No último dia da Convenção foram discutidos nos quatro grupos de trabalho a solidariedade a Cuba e a questão da não aceitação, pelas escolas brasileiras, dos diplomas de estudantes formados em Cuba. Foram três grupos sobre a solidariedade a Cuba e um que discutiu a questão dos diplomas.

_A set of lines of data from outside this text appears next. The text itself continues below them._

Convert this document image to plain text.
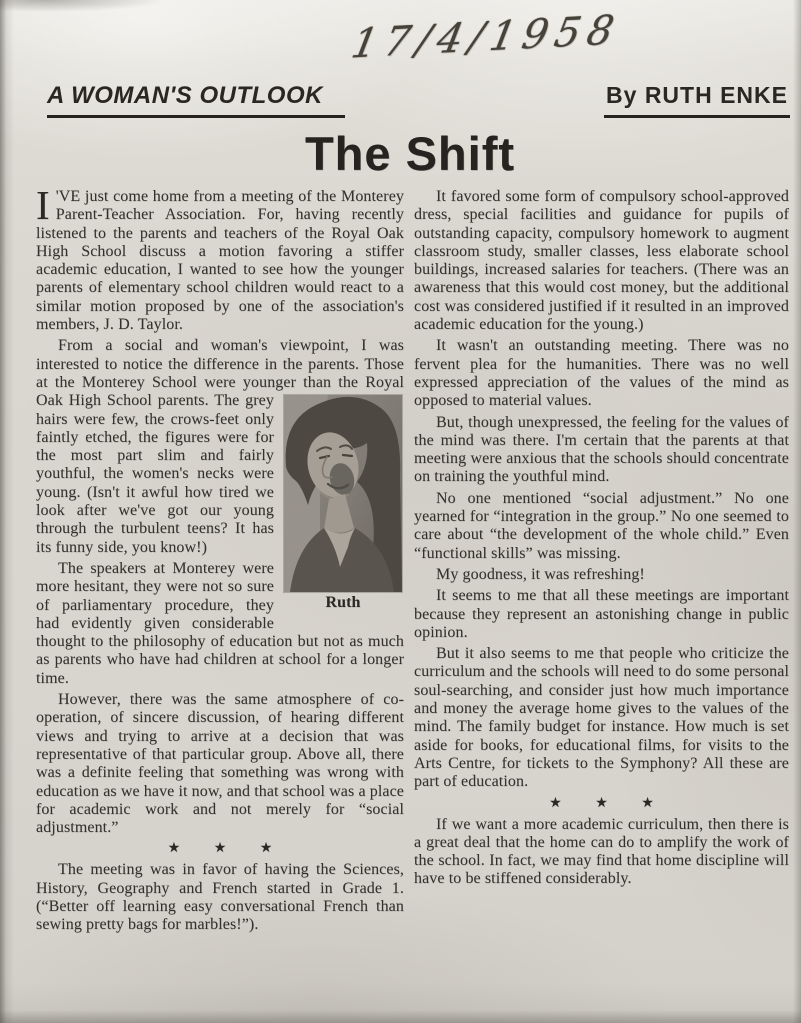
17/4/1958
A WOMAN'S OUTLOOK	By RUTH ENKE
The Shift

I 'VE just come home from a meeting of the Monterey Parent-Teacher Association. For, having recently listened to the parents and teachers of the Royal Oak High School discuss a motion favoring a stiffer academic education, I wanted to see how the younger parents of elementary school children would react to a similar motion proposed by one of the association's members, J. D. Taylor.

From a social and woman's viewpoint, I was interested to notice the difference in the parents. Those at the Monterey School were younger than the Royal Oak High
Ruth
School parents. The grey hairs were few, the crows-feet only faintly etched, the figures were for the most part slim and fairly youthful, the women's necks were young. (Isn't it awful how tired we look after we've got our young through the turbulent teens? It has its funny side, you know!)

The speakers at Monterey were more hesitant, they were not so sure of parliamentary procedure, they had evidently given considerable thought to the philosophy of education but not as much as parents who have had children at school for a longer time.

However, there was the same atmosphere of co-operation, of sincere discussion, of hearing different views and trying to arrive at a decision that was representative of that particular group. Above all, there was a definite feeling that something was wrong with education as we have it now, and that school was a place for academic work and not merely for “social adjustment.”

★ ★ ★

The meeting was in favor of having the Sciences, History, Geography and French started in Grade 1. (“Better off learning easy conversational French than sewing pretty bags for marbles!”).

It favored some form of compulsory school-approved dress, special facilities and guidance for pupils of outstanding capacity, compulsory homework to augment classroom study, smaller classes, less elaborate school buildings, increased salaries for teachers. (There was an awareness that this would cost money, but the additional cost was considered justified if it resulted in an improved academic education for the young.)

It wasn't an outstanding meeting. There was no fervent plea for the humanities. There was no well expressed appreciation of the values of the mind as opposed to material values.

But, though unexpressed, the feeling for the values of the mind was there. I'm certain that the parents at that meeting were anxious that the schools should concentrate on training the youthful mind.

No one mentioned “social adjustment.” No one yearned for “integration in the group.” No one seemed to care about “the development of the whole child.” Even “functional skills” was missing.

My goodness, it was refreshing!

It seems to me that all these meetings are important because they represent an astonishing change in public opinion.

But it also seems to me that people who criticize the curriculum and the schools will need to do some personal soul-searching, and consider just how much importance and money the average home gives to the values of the mind. The family budget for instance. How much is set aside for books, for educational films, for visits to the Arts Centre, for tickets to the Symphony? All these are part of education.

★ ★ ★

If we want a more academic curriculum, then there is a great deal that the home can do to amplify the work of the school. In fact, we may find that home discipline will have to be stiffened considerably.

    A solidariedade a Cuba foi defendida nas discussões entre os membros do Grupo de Trabalho que propuseram a troca de informações entre os interessados na luta pela libertação dos cinco heróis e em uma agenda de protestos, em nível nacional, para lutar contra a prisão dos cinco militantes cubanos encarcerados desde 1998 nos EUA. Para outubro deste ano, ficou acertada uma jornada em todo o país no mês do aniversário da queda de Che Guevara em combate para exigir a libertação dos cinco prisioneiros do império dos EUA. A ameaça de invasão a Cuba pelos EUA também foi levantada nos Grupos de Trabalho e a criação de brigadas de apoio à revolução cubana será uma das prioridades das resoluções, mas este apoio se dará em cada país e não no envio de guarnições militares ao território cubano, pois por ser uma ilha, esta seria facilmente cercada, mas na realidade nunca vencida pelo império norte-americano, como afirmam as autoridades de Cuba na XV Convenção.